ASIC explains why now

Commissioner addresses why responsible lending guidelines are being updated for the first time in nearly a decade

ASIC explains why now

News

By Madison Utley

ASIC Commissioner Sean Hughes has sought to clarify why the regulator is updating its responsible lending guidelines through addressing the “myths that need busting” and “exaggerated and inaccurate criticisms” that have been circulating.

Speaking at the ARCA National Conference on the Gold Coast, Hughes explained the changes to the responsible lending framework are intended to both clarify the existing guidance as well as provide additional guidance.

Why update the guidance?

Since the introduction of responsible lending laws, ASIC has regularly reviewed industry practices and sought to ensure clear communication and application of the law.

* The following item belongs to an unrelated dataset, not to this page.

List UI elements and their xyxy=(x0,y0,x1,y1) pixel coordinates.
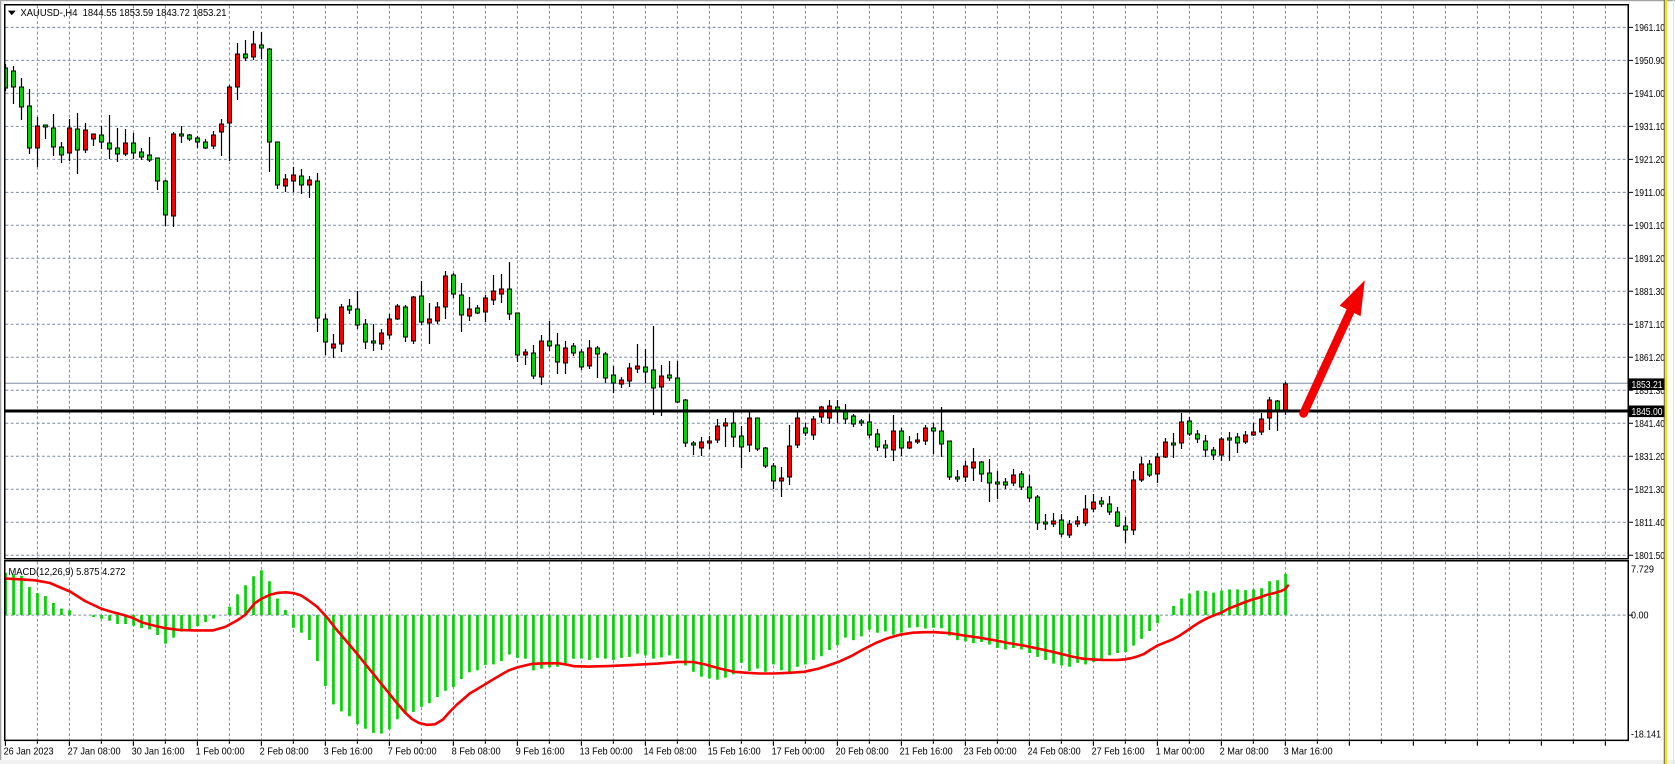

However, that said, Hughes highlighted the importance of the word ‘guidance’.

“It is critical everyone is clear that our guidance does not, and the revised guidance will not, create new obligations. Simply because it cannot do that,” said Hughes.

“Our regulatory guides are just that – guidance – about approaches that licensees can adopt to reduce the risk that they fail to comply with the responsible lending laws.”

Hughes cited the ‘Wagyu and ShirazWestpac case as an example of ASIC’s commitment to clarifying the laws for lenders, defending the decision to appeal the judgement despite the criticism it brought forth.

“Our objective in appealing this decision is, in fact, to clarify the application of the law. And we believe that doing so is in the best interests of both consumers and lenders,” he said.

“It is an important part of ASIC’s mandate to clarify the law where there is uncertainty, and thereby support and guide industry to understand their obligations.

“Put simply, we believe that the judgment left it too unclear what steps are required of a lender. We are seeking clarity by appealing.”  

Misconceptions about responsible lending

According to Hughes, the “myths and exaggerated claims” about the supposed effects of the responsible lending laws are not supported by the facts of the law or economic data. 

He denied claims that small business lending is negatively affected by the responsible lending obligations, explaining the obligations administered by ASIC apply to credit provided to individuals; as such, a loan to a company for any purpose is not subject to the responsible lending obligations.

Further, he rejected that ASIC’s guidance and consultation has caused increases to credit application processing times or rejection rates, saying that delays could more likely be attributed to lenders tightening their standards after the royal commission.

“Finally, there has been a suggestion that responsible lending has had a negative effect on economic growth,” said Hughes.

“We do not accept this. The evidence and data available to ASIC do not suggest that the decision to update our guidance has contributed to the current state of the economy by limiting access to credit.”

“Instead, the main reason for slower credit growth has been a decline in the demand for credit. Statements made during ASIC’s public hearings, other information we have collected from industry, and recently published economic statistics all support this view.”